What role do they play day-to-day?
Their formal title is “the Society of Muslim Brothers”; it is not “the Muslim Brotherhood political party” or anything like that. They claim they have got a broad reform agenda — social, religious, political, educational and so on. Over the past decade they made real strides in the political realm. In the 2005 elections, they got one-fifth of the seats in parliament. After that point, the regime came down on them hard — arrested some top leaders, tried to close down businesses that were associated with Brotherhood supporters, arrested an awful lot of the foot soldiers in the movement, and so on. The organization reacted by saying, “We have to take care of our organization first. We’re in this for the long haul, we think in terms of decades and generations, not in terms of political maneuvering for the next elections.”
So they basically scaled back a little bit of their political movement, and the architects of their political campaign found themselves less influential within the movement. What that means is, the movement right now is led by people who are very cautious and are really trying to preserve the organization. They are probably less skilled in politics like making alliances and speaking to the press.
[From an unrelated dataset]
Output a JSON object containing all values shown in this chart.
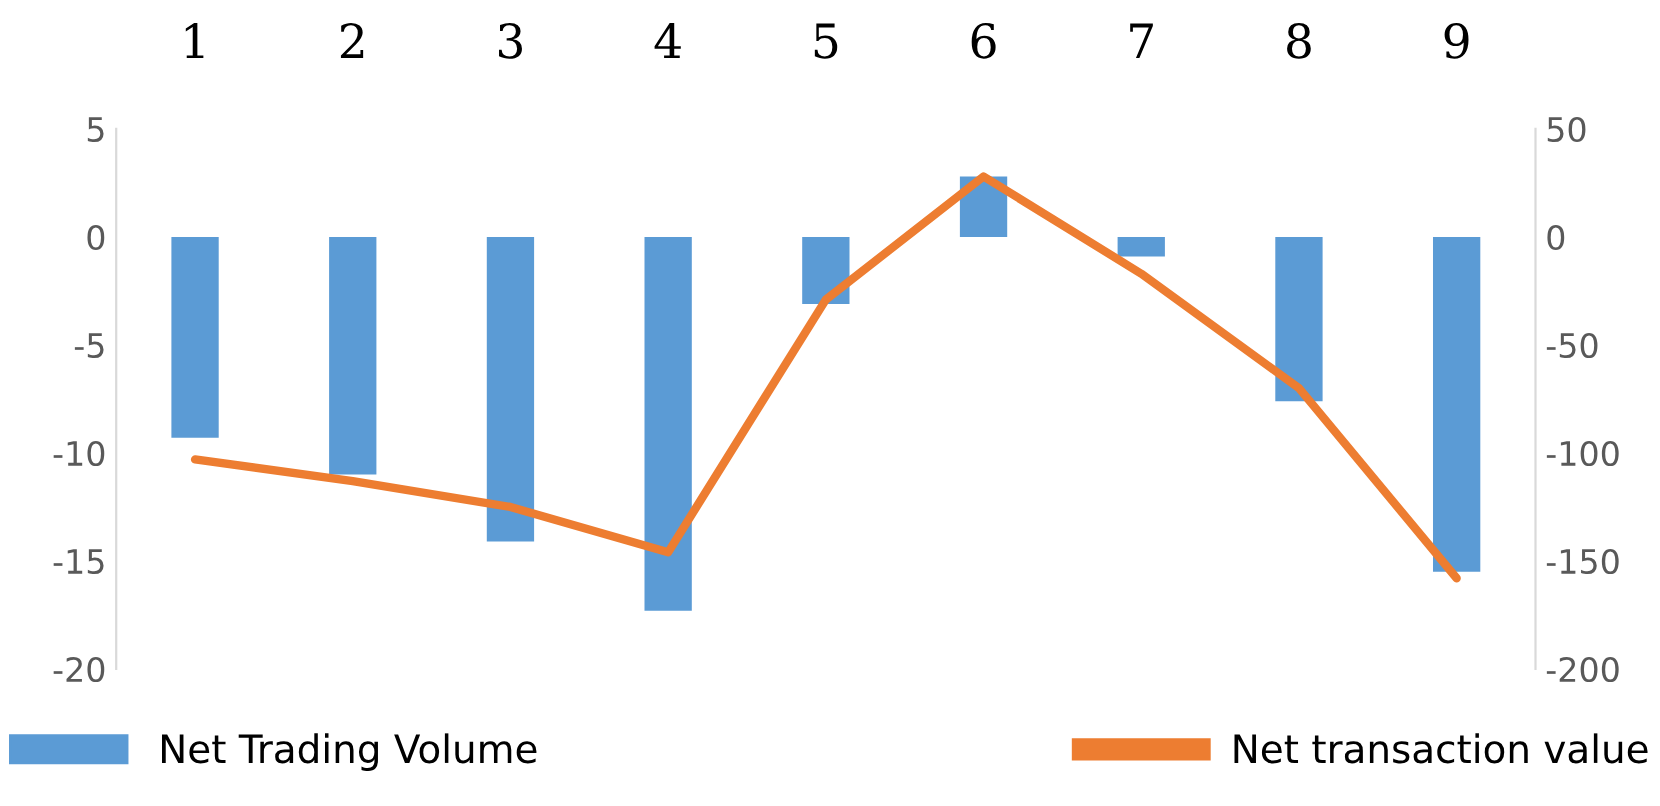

When the current strikes started, therefore, they really reacted in a little bit of a hesitating manner.
Continue reading and it only becomes increasingly embarrassing for the media,
Somebody said on Fox News today that the Muslim Brotherhood is the “godfather of al-Qaida.” Is there any relationship there, historically or in the present?
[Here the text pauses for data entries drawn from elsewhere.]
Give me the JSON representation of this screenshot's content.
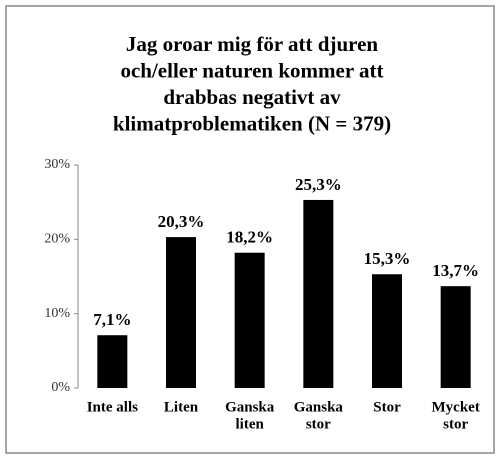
{
  "chart_data": {
    "type": "bar",
    "title_lines": [
      "Jag oroar mig för att djuren",
      "och/eller naturen kommer att",
      "drabbas negativt av",
      "klimatproblematiken (N = 379)"
    ],
    "categories": [
      [
        "Inte alls"
      ],
      [
        "Liten"
      ],
      [
        "Ganska",
        "liten"
      ],
      [
        "Ganska",
        "stor"
      ],
      [
        "Stor"
      ],
      [
        "Mycket",
        "stor"
      ]
    ],
    "values": [
      7.1,
      20.3,
      18.2,
      25.3,
      15.3,
      13.7
    ],
    "value_labels": [
      "7,1%",
      "20,3%",
      "18,2%",
      "25,3%",
      "15,3%",
      "13,7%"
    ],
    "color": "#000000",
    "ylim": [
      0,
      30
    ],
    "yticks": [
      {
        "value": 0,
        "label": "0%"
      },
      {
        "value": 10,
        "label": "10%"
      },
      {
        "value": 20,
        "label": "20%"
      },
      {
        "value": 30,
        "label": "30%"
      }
    ],
    "grid": false
  }
}
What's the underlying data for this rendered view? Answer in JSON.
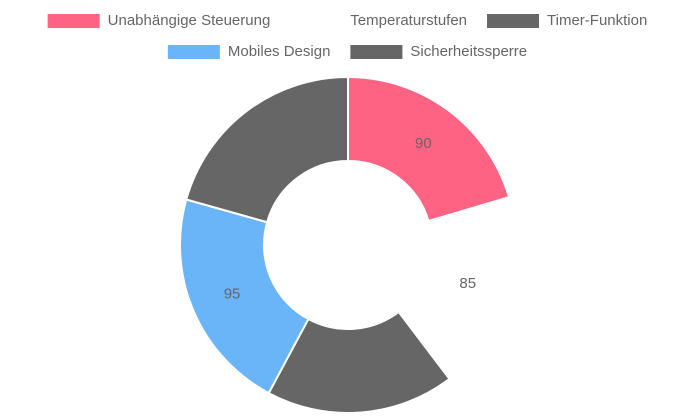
{
  "chart_data": {
    "type": "doughnut",
    "categories": [
      "Unabhängige Steuerung",
      "Temperaturstufen",
      "Timer-Funktion",
      "Mobiles Design",
      "Sicherheitssperre"
    ],
    "values": [
      90,
      85,
      80,
      95,
      91
    ],
    "value_labels": [
      "90",
      "85",
      null,
      "95",
      null
    ],
    "colors": [
      "#ff6384",
      "#ffffff",
      "#666666",
      "#6ab4f8",
      "#666666"
    ]
  }
}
You shouldn’t be watching Fox to learn about the Muslim Brotherhood is the lesson from that. Here’s what I would say: The concerns about the Muslim Brotherhood’s relationship to political violence is not based on hallucinations — it is there. In the 1950s and ’60s the Brotherhood did develop this strain of thought that said, the existing government is not Islamic and therefore some kind of armed clash is inevitable. That strain has basically been repudiated by the Brotherhood. In fact, al-Qaida openly and consistently attacks the Brotherhood as having sold out.
What happened was that the sort of ideas that were gestating in the more radical streams of the Brotherhood, those ideas essentially spawned some more radical groups. And they began attacking Arab governments, like the Egyptian government and Algeria, in the 1970s and 1980s. The Brotherhood wanted nothing to do with them. But in a sense you could see there is a common genealogy there.
When those attempts failed in the 1980s and 1990s to overthrow existing Arab governments, the current leaders of al-Qaida — people like Ayman al-Zawahiri, who is Egyptian, and Osama bin Laden, who is Saudi — said: “We’re making a mistake. We’re attacking the Egyptian government, the Saudi government, and the Algerian government. But let’s go to the source, the government that is really backing them, and that’s the United States.”
But in its present form, the Brotherhood is not advocating political violence?
They specifically and repeatedly repudiate it. They have in the last couple days thrown in their lot with this uprising. But as far as they’re concerned, it’s a peaceful uprising, not a violent one.
If you weren’t already disappointed with our experts on television, you’re doing it wrong.